The vet replied, ‘Well, we have no shelters on this island, I’m afraid. We can care for him until he’s well, but then we’ll have to re-release him outside to the street. Or, he can see snow someday.’

Utterly confused and a little frustrated, I didn’t understand why this vet was talking about snow at this tragic moment. This dog was clearly not a survivor and would not make it out there on the street.

Scott, however, in the unpregnant and unhormonal state that he was, knew exactly what the vet meant. This dog could be ours – fly back to Canada when it was healthy enough, and become our family.

Of course there are many homeless animals all over the world, including right in our very own city. But the fact that I happened to glance at this dog out of my passenger window when I did, and because of that, was able to find him the next day, we simply felt we couldn’t leave his survival to chance. That would be the plan.

The dog flew to New York three weeks later, where I picked him up. I drove him home across the border into Canada, and to our home. He slept with our hand on his chest for weeks, with gentle consoling touch and words. He began to bark and bounce. His hair began to grow in, and we learned he was actually black. He loved the snow!

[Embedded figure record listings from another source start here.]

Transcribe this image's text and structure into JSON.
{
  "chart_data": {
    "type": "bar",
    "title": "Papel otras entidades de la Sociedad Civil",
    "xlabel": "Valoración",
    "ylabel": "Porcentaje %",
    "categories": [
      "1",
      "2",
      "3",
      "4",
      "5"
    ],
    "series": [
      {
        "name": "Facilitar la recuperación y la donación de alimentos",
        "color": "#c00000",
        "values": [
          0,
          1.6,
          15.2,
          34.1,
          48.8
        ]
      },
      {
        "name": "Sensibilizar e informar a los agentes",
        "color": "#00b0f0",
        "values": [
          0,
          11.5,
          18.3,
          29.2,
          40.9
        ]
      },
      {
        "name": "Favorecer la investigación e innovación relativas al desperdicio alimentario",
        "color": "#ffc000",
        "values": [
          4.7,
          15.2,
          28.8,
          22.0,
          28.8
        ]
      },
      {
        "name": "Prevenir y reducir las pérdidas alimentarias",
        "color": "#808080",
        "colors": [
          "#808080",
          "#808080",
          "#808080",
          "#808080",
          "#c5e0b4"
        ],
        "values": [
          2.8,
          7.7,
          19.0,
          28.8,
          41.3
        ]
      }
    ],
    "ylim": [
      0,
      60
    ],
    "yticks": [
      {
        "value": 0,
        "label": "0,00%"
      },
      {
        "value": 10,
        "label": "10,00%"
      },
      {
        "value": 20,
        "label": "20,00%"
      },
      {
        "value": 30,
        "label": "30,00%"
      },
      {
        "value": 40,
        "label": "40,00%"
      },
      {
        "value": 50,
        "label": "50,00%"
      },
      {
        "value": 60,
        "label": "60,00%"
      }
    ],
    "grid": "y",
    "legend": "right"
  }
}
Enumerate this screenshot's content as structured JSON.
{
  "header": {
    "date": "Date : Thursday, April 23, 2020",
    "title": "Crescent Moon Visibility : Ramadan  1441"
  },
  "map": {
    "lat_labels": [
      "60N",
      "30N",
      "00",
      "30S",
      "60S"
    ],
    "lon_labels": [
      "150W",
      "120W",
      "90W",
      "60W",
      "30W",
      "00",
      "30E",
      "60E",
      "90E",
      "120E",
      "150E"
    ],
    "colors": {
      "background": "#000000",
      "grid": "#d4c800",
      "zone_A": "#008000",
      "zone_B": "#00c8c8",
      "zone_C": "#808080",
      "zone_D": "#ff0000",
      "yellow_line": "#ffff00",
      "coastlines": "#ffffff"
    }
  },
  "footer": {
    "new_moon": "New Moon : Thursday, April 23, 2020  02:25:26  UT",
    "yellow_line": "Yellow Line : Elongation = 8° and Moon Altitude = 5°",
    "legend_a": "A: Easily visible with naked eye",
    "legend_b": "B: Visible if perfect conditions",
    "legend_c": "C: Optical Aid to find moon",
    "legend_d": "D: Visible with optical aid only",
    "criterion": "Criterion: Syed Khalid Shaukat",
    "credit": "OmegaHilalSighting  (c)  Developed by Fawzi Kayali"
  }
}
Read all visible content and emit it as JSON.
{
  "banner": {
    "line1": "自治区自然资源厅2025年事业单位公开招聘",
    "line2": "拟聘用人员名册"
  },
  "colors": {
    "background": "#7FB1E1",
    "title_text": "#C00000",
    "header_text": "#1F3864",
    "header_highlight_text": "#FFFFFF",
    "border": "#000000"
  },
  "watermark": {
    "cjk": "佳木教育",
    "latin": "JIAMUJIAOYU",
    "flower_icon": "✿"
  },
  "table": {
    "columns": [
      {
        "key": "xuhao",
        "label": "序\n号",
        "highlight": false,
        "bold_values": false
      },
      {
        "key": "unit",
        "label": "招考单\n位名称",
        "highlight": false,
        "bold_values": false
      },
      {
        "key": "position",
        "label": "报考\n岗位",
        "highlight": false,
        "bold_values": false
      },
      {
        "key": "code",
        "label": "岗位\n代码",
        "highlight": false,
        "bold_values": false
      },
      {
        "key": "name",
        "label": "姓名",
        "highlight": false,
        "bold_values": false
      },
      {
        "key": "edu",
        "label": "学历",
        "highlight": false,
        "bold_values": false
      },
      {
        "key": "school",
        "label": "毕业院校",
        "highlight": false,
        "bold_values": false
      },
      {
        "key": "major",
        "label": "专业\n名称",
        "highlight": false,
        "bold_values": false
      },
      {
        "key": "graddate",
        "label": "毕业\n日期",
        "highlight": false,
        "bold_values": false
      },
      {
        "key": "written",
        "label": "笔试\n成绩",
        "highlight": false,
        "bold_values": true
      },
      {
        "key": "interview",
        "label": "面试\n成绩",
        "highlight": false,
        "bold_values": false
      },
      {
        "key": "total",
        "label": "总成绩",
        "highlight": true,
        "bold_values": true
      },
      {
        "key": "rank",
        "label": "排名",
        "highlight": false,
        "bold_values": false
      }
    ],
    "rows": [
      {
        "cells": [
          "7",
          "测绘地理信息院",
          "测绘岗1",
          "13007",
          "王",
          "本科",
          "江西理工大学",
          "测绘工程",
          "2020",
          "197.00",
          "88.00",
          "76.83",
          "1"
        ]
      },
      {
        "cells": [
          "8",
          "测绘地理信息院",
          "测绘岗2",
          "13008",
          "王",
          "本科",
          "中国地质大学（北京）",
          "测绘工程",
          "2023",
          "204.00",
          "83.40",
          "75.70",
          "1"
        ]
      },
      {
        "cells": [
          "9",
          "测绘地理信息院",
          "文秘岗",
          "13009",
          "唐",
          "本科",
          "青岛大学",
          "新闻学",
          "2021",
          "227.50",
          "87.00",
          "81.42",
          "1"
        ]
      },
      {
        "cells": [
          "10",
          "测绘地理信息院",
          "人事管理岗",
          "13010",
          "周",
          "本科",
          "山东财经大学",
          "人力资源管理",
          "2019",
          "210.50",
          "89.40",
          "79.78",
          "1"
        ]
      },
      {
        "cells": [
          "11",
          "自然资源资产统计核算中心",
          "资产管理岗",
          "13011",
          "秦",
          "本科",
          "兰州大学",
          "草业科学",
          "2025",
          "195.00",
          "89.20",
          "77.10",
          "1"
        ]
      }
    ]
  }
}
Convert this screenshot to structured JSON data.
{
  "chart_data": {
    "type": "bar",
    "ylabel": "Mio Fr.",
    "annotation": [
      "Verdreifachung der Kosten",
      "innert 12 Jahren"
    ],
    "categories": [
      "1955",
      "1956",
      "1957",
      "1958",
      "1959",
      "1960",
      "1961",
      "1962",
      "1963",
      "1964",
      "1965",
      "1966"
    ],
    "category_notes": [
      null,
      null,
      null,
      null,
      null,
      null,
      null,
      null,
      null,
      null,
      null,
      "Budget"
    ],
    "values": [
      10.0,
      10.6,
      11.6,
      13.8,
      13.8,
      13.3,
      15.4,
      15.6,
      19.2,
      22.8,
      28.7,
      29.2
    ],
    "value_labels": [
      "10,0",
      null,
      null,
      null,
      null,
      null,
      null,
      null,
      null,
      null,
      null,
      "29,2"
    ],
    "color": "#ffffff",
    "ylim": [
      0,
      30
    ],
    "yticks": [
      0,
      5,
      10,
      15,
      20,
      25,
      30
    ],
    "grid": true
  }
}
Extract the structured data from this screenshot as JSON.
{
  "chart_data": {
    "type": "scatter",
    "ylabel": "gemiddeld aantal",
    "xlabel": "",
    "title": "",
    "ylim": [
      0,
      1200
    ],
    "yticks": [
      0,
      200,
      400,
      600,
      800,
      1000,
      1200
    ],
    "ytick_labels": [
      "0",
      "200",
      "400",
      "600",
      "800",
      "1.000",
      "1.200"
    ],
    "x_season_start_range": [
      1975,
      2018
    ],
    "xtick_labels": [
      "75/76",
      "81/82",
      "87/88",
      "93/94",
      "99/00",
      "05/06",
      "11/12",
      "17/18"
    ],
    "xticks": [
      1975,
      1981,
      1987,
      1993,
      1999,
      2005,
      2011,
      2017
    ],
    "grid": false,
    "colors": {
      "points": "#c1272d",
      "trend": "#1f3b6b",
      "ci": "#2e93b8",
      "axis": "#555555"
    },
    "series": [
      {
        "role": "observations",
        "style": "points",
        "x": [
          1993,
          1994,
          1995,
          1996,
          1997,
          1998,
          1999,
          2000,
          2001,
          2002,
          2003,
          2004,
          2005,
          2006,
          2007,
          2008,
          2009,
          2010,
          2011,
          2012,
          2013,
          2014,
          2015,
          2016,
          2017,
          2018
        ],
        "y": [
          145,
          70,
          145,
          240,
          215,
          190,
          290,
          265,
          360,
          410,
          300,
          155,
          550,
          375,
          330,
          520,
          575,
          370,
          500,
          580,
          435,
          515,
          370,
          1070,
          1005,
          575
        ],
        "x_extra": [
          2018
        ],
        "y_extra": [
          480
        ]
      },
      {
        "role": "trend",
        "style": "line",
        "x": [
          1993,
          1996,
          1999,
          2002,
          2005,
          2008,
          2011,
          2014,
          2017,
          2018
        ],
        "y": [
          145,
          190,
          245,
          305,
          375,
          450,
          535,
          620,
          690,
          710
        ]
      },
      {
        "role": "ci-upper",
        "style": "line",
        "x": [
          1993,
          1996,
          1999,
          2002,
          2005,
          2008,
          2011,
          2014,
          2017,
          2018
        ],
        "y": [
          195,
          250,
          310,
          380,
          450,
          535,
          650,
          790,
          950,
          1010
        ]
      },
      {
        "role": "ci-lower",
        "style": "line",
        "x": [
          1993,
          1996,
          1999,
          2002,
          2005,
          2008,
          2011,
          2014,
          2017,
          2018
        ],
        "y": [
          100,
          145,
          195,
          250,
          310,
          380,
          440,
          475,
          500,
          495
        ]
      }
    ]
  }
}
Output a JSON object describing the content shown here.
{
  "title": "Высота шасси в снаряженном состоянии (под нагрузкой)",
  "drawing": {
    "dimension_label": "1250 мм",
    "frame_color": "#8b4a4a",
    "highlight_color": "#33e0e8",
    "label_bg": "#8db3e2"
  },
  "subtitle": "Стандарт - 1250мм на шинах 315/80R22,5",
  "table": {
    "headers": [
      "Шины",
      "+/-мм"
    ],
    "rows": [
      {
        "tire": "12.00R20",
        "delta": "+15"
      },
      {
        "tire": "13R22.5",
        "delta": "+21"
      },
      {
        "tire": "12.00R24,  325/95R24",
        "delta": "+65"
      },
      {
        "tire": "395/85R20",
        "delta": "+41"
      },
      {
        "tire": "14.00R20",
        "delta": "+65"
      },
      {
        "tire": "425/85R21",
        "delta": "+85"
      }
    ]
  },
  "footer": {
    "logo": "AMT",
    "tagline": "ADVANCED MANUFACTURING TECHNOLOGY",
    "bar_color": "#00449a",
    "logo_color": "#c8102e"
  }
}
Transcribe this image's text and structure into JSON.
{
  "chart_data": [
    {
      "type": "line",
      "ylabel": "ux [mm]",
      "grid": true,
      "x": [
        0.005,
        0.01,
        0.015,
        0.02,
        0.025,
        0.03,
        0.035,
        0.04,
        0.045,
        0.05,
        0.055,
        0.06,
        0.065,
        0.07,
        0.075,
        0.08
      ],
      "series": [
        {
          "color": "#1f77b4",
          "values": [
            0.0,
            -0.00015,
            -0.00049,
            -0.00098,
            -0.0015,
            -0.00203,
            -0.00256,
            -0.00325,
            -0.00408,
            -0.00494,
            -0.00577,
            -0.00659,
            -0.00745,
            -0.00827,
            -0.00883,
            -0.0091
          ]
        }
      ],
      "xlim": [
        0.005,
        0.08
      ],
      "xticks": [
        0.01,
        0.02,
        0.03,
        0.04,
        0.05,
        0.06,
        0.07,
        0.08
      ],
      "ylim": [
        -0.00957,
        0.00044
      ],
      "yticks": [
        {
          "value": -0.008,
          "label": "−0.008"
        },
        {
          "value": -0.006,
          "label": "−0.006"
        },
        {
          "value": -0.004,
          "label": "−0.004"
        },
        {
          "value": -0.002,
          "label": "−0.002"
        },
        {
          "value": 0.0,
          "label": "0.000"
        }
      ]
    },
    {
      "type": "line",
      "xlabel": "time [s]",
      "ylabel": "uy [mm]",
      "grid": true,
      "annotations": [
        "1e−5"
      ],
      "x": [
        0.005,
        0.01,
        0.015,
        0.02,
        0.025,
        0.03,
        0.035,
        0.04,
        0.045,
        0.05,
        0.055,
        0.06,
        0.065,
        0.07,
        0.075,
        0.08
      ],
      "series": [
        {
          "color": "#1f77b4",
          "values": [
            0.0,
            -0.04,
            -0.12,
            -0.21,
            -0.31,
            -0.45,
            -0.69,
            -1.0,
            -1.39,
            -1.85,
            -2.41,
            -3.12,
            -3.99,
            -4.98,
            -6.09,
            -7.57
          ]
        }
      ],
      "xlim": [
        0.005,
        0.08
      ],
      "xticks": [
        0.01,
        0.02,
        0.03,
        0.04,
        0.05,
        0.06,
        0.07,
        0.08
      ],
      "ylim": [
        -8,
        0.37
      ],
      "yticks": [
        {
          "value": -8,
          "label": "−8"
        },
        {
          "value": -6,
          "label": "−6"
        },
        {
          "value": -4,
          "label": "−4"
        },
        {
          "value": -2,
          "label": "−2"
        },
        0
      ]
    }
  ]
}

It was incredible to see what medicine and love can do to turn an animal’s life around in a matter of weeks.

His name, of course, is Martin. We call him Marty. He now lives with us in Los Angeles with our daughter Morgan who was born three months later. He is an island dog, through and through – super chill. And he still loves laying on the black asphalt in the middle of our quiet cul de sac. A street dog, yes, but a much happier one. And he doesn’t’ mind pictures of The Wick all over the house…. or snuggling his nose into my daughter’s sling… or being the absolute love of our family’s life. – Leanne 

*A practice I learned with experience is that wandering dogs respond to ‘good boy or girl’ with a wag and welcome, way more than they will to ‘come here’.  Not that I recommend approaching stray dogs.  But I just can’t help it.

2 Comments

  1. oh! I almost forgot, congratulations on the birth of your daughter, Morgan.

  2. What an amazing story. What a world would it be, if every human being would have such a big hart to save and to make such a difference. Finding Marty was a blessing for you, dogs are angels that come in to our life’s. By the way, your husband must be wonderful! having a man that understands an animal lover is a big plus.